About 1,000 on-site reactor staff and emergency workers were exposed to high levels of radiation on the day of the accident and more than 200,000 emergency and recovery operation workers were exposed during 1986-1987. Some 2,200 radiation-caused deaths can be expected over the lifetime of these people. This figure rises to 4,000 when residents of the most contaminated local areas (270,000) and evacuees (116,000) are taken into account. These figures would qualify Chernobyl as a serious accident, but not a disaster.
Fifty-six deaths have been directly attributed to the accident to-date. This figure comprises 47 emergency workers most of whom died early on from acute radiation syndrome (ie, died within months from massive exposure to radiation) and nine deaths among young children who developed thyroid cancer after drinking milk contaminated with radioactive iodine.
These figures are considerably less than popular worldwide and local perception of the impact of the Chernobyl accident would suggest. Confusion over the impact of the accident arises because thousands of people in the affected areas have since died of natural causes unrelated to radiation, but a widespread expectation of ill-health and a tendency to attribute all ill-health problems to radiation have led local residents, and many observers from afar, to assume that Chernobyl-related fatalities were much higher than they were in reality.
The greatest harm was inflicted on emergency workers, many of whom displayed great heroism. In the wider region, residents who ate food contaminated with radioactive iodine in the days following the accident received relatively high doses to the thyroid gland - iodine in food concentrates in the thyroid. Children who drank milk from cows fed on contaminated grass were particularly affected and there was a high incidence of thyroid cancer in children - about 4,000 cases. Ninety-nine percent of those cases were treated successfully, but nine children died.
Most people living in contaminated areas received relatively low whole body doses, comparable to natural background levels of radiation. No evidence of decreased fertility among the affected population has been found.
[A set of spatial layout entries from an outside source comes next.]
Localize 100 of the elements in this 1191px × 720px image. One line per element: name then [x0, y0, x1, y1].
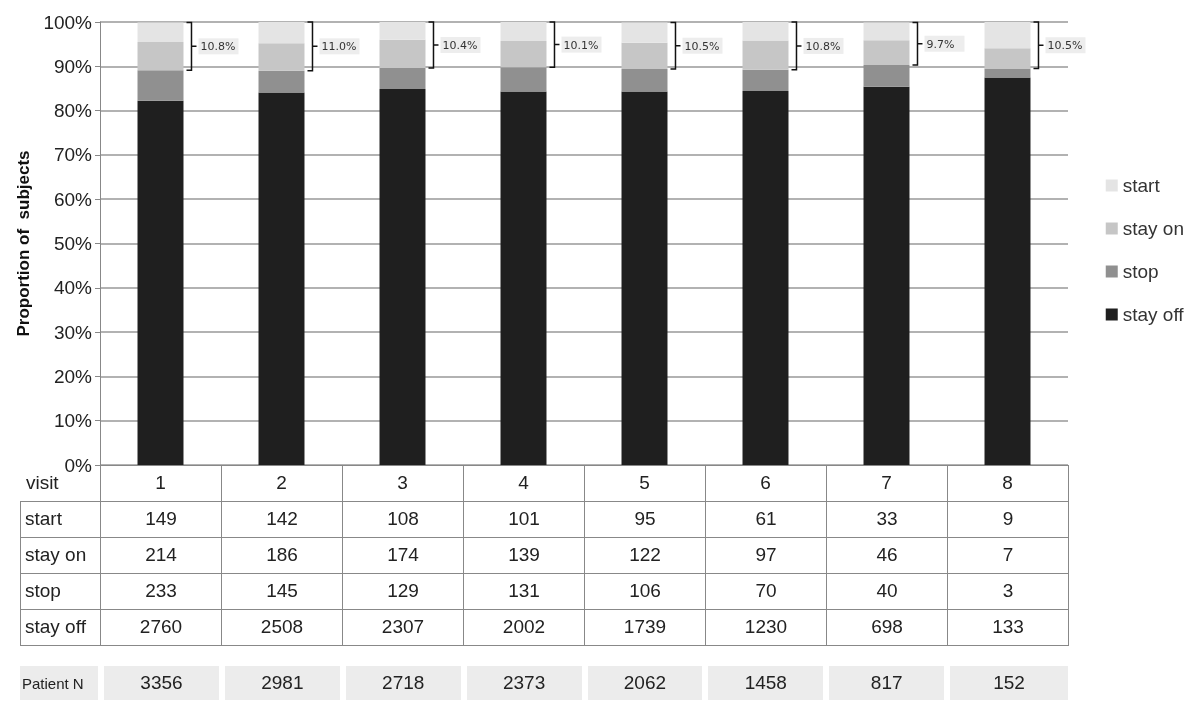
bar [742, 22, 789, 41]
bar [863, 86, 910, 465]
y-tick-label: 100% [43, 11, 93, 33]
text: 70 [705, 573, 827, 609]
text: 133 [947, 609, 1069, 645]
x-tick-label: 5 [639, 472, 650, 493]
bar [258, 22, 305, 44]
legend-label: stay off [1122, 304, 1185, 325]
annotation: 10.8% [200, 40, 236, 54]
x-tick-label: 6 [760, 472, 771, 493]
text: 214 [100, 537, 222, 573]
text: 145 [221, 573, 343, 609]
text: 152 [947, 666, 1068, 700]
text: 95 [584, 501, 706, 537]
bar [621, 91, 668, 465]
text: 2307 [342, 609, 464, 645]
bar [742, 91, 789, 465]
text: 233 [100, 573, 222, 609]
bar [984, 77, 1031, 465]
x-tick-label: 8 [1002, 472, 1013, 493]
bar [863, 22, 910, 41]
x-tick-label: 3 [397, 472, 408, 493]
bar [984, 48, 1031, 69]
text: 131 [463, 573, 585, 609]
text: 186 [221, 537, 343, 573]
bar [621, 22, 668, 43]
bar [500, 91, 547, 465]
text: stop [20, 573, 101, 609]
y-tick-label: 70% [53, 144, 93, 166]
text: 9 [947, 501, 1069, 537]
x-tick-label: 2 [276, 472, 287, 493]
text: 174 [342, 537, 464, 573]
text: 149 [100, 501, 222, 537]
text: Patient N [17, 666, 102, 700]
y-tick-label: 90% [53, 55, 93, 77]
legend-label: start [1122, 175, 1161, 196]
bar [742, 69, 789, 92]
y-axis-title: Proportion of subjects [14, 150, 33, 337]
bar [379, 68, 426, 89]
x-tick-label: 1 [155, 472, 166, 493]
y-tick-label: 40% [53, 277, 93, 299]
text: 2508 [221, 609, 343, 645]
x-tick-label: 4 [518, 472, 530, 493]
annotation: 10.4% [442, 39, 478, 53]
text: 2981 [221, 666, 343, 700]
text: 2062 [584, 666, 706, 700]
bar [137, 22, 184, 42]
y-tick-label: 0% [64, 454, 93, 476]
legend-label: stay on [1122, 218, 1185, 239]
text: 101 [463, 501, 585, 537]
bar [258, 70, 305, 93]
text: 106 [584, 573, 706, 609]
annotation: 9.7% [926, 37, 955, 51]
text: 142 [221, 501, 343, 537]
text: 33 [826, 501, 948, 537]
text: 698 [826, 609, 948, 645]
bar [742, 40, 789, 70]
annotation: 11.0% [321, 40, 357, 54]
x-tick-label: 7 [881, 472, 892, 493]
y-tick-label: 50% [53, 233, 93, 254]
bar [500, 41, 547, 68]
x-axis-title: visit [25, 472, 60, 493]
text: 129 [342, 573, 464, 609]
text: 61 [705, 501, 827, 537]
legend-label: stop [1122, 261, 1159, 282]
bar [984, 22, 1031, 49]
text: 2002 [463, 609, 585, 645]
text: 2718 [342, 666, 464, 700]
bar [621, 42, 668, 69]
bar [379, 88, 426, 465]
text: 139 [463, 537, 585, 573]
text: 108 [342, 501, 464, 537]
bar [137, 41, 184, 71]
text: 122 [584, 537, 706, 573]
text: 1739 [584, 609, 706, 645]
bar [863, 40, 910, 65]
bar [379, 39, 426, 69]
annotation: 10.8% [805, 39, 841, 53]
text: 46 [826, 537, 948, 573]
bar [137, 100, 184, 465]
text: 97 [705, 537, 827, 573]
bar [621, 68, 668, 92]
text: 1458 [705, 666, 827, 700]
annotation: 10.5% [684, 39, 720, 53]
y-tick-label: 60% [53, 188, 93, 210]
text: 7 [947, 537, 1069, 573]
bar [137, 70, 184, 101]
bar [500, 22, 547, 42]
bar [379, 22, 426, 40]
text: 40 [826, 573, 948, 609]
text: 817 [826, 666, 948, 700]
bar [258, 43, 305, 71]
text: 3356 [101, 666, 222, 700]
text: stay off [20, 609, 101, 645]
y-tick-label: 80% [53, 100, 93, 122]
text: 3 [947, 573, 1069, 609]
y-tick-label: 10% [53, 410, 93, 432]
text: 1230 [705, 609, 827, 645]
annotation: 10.5% [1047, 39, 1083, 53]
annotation: 10.1% [563, 38, 599, 52]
There is no evidence of effects on number of stillbirths, delivery complications or overall health of babies.
A modest increase in reported congenital malformations in both contaminated and uncontaminated areas of Belarus appears to be related to better reporting and not to radiation.
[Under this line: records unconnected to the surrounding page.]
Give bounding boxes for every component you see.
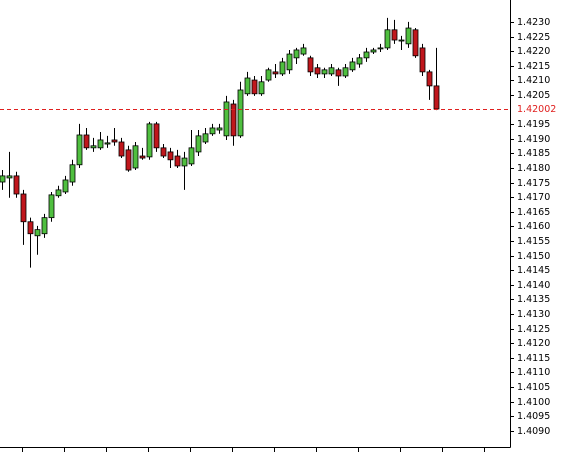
candle-body [27, 221, 34, 235]
candle-body [83, 134, 90, 149]
candle-body [97, 139, 104, 149]
candle-body [223, 101, 230, 137]
y-tick-label: 1.4120 [517, 338, 550, 349]
candle-body [314, 67, 321, 75]
candle-body [433, 85, 440, 110]
y-tick-label: 1.4110 [517, 367, 550, 378]
candle-body [195, 135, 202, 153]
candle-body [202, 133, 209, 143]
y-tick-label: 1.4095 [517, 411, 550, 422]
y-tick-label: 1.4125 [517, 324, 550, 335]
candle-body [279, 61, 286, 75]
y-tick-label: 1.4140 [517, 280, 550, 291]
time-ticks [22, 447, 485, 452]
candle-body [426, 71, 433, 87]
candle-body [146, 123, 153, 158]
candle-body [356, 57, 363, 65]
y-tick-label: 1.4115 [517, 353, 550, 364]
candle-body [6, 175, 13, 179]
candle-body [34, 229, 41, 237]
y-tick-label: 1.4150 [517, 251, 550, 262]
candle-body [104, 142, 111, 145]
candle-body [251, 79, 258, 95]
candle-body [139, 155, 146, 159]
candle-body [13, 175, 20, 195]
candle-body [384, 29, 391, 49]
y-tick-label: 1.4130 [517, 309, 550, 320]
candle-body [265, 69, 272, 81]
candle-body [62, 179, 69, 193]
candle-body [160, 147, 167, 157]
candle-body [188, 147, 195, 165]
candle-body [41, 217, 48, 235]
candle-body [216, 127, 223, 131]
candle-body [132, 145, 139, 169]
y-tick-label: 1.4210 [517, 75, 550, 86]
candle-body [76, 134, 83, 166]
candle-body [237, 89, 244, 137]
candle-body [335, 69, 342, 77]
y-tick-label: 1.4225 [517, 32, 550, 43]
candle-body [370, 49, 377, 53]
candle-body [419, 47, 426, 73]
candle-body [391, 29, 398, 41]
y-tick-label: 1.4155 [517, 236, 550, 247]
y-tick-label: 1.4190 [517, 134, 550, 145]
candle-body [153, 123, 160, 149]
candle-body [90, 145, 97, 149]
candle-body [230, 103, 237, 137]
candle-body [377, 47, 384, 50]
candle-body [0, 175, 6, 183]
y-tick-label: 1.4175 [517, 178, 550, 189]
y-tick-label: 1.4215 [517, 61, 550, 72]
last-price-label: 1.42002 [517, 104, 556, 115]
y-tick-label: 1.4135 [517, 294, 550, 305]
y-tick-label: 1.4230 [517, 17, 550, 28]
candle-body [167, 151, 174, 161]
y-tick-label: 1.4185 [517, 148, 550, 159]
candle-body [286, 53, 293, 71]
candle-body [209, 127, 216, 135]
candle-body [300, 47, 307, 55]
candle-body [342, 67, 349, 77]
candle-body [111, 139, 118, 143]
candle-body [69, 164, 76, 183]
candle-body [321, 69, 328, 75]
candle-body [272, 71, 279, 75]
y-tick-label: 1.4195 [517, 119, 550, 130]
candle-body [307, 57, 314, 73]
candle-body [118, 141, 125, 157]
candle-body [174, 155, 181, 167]
y-tick-label: 1.4100 [517, 397, 550, 408]
y-tick-label: 1.4220 [517, 46, 550, 57]
candle-body [398, 39, 405, 42]
candle-body [328, 67, 335, 75]
candle-body [405, 27, 412, 45]
y-tick-label: 1.4205 [517, 90, 550, 101]
candle-body [293, 49, 300, 59]
candle-body [412, 29, 419, 57]
y-tick-label: 1.4145 [517, 265, 550, 276]
y-tick-label: 1.4160 [517, 221, 550, 232]
y-tick-label: 1.4170 [517, 192, 550, 203]
candle-body [125, 149, 132, 171]
last-price-box [512, 103, 566, 116]
candle-body [363, 51, 370, 59]
y-tick-label: 1.4105 [517, 382, 550, 393]
candle-body [244, 77, 251, 95]
candle-body [181, 157, 188, 167]
y-tick-label: 1.4090 [517, 426, 550, 437]
y-tick-label: 1.4165 [517, 207, 550, 218]
candle-body [48, 194, 55, 219]
y-tick-label: 1.4180 [517, 163, 550, 174]
candle-body [349, 61, 356, 71]
candle-body [55, 189, 62, 197]
candle-body [258, 81, 265, 95]
candle-body [20, 193, 27, 223]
Ecosystems affected by Chernobyl fallout have been studied for the past 20 years. More than 200,000 square kilometres of Europe were contaminated. The extent of contamination was patchy, depending on whether it was raining when contaminated air masses passed overhead. The recent report shows that, except for the still closed, highly contaminated 30km area around the reactor, and some closed lakes and restricted forests, radiation levels have mostly returned to acceptable levels.
The report concludes that the largest public health problem resulting from the accident is "the mental health impact". Residents in the region, who were victims of a tragedy they poorly understand, continue to suffer grave anxiety and this has prevented them from restarting their lives. This "paralysing fatalism" has led to an increase in drug and alcohol use, unprotected sex and unemployment. The report recommends that the first priority should be to encourage these people to normalise their lives by providing them with realistic information about the minimal risks they face.
However the report acknowledges that about 200,000 people continue to be severely affected by the disaster in a very real way. These include poor rural dwellers who live in the few severely contaminated areas, people with thyroid cancer and people who were resettled after the accident but who never found a home or employment in their new communities. These people "need substantial material assistance to rebuild their lives".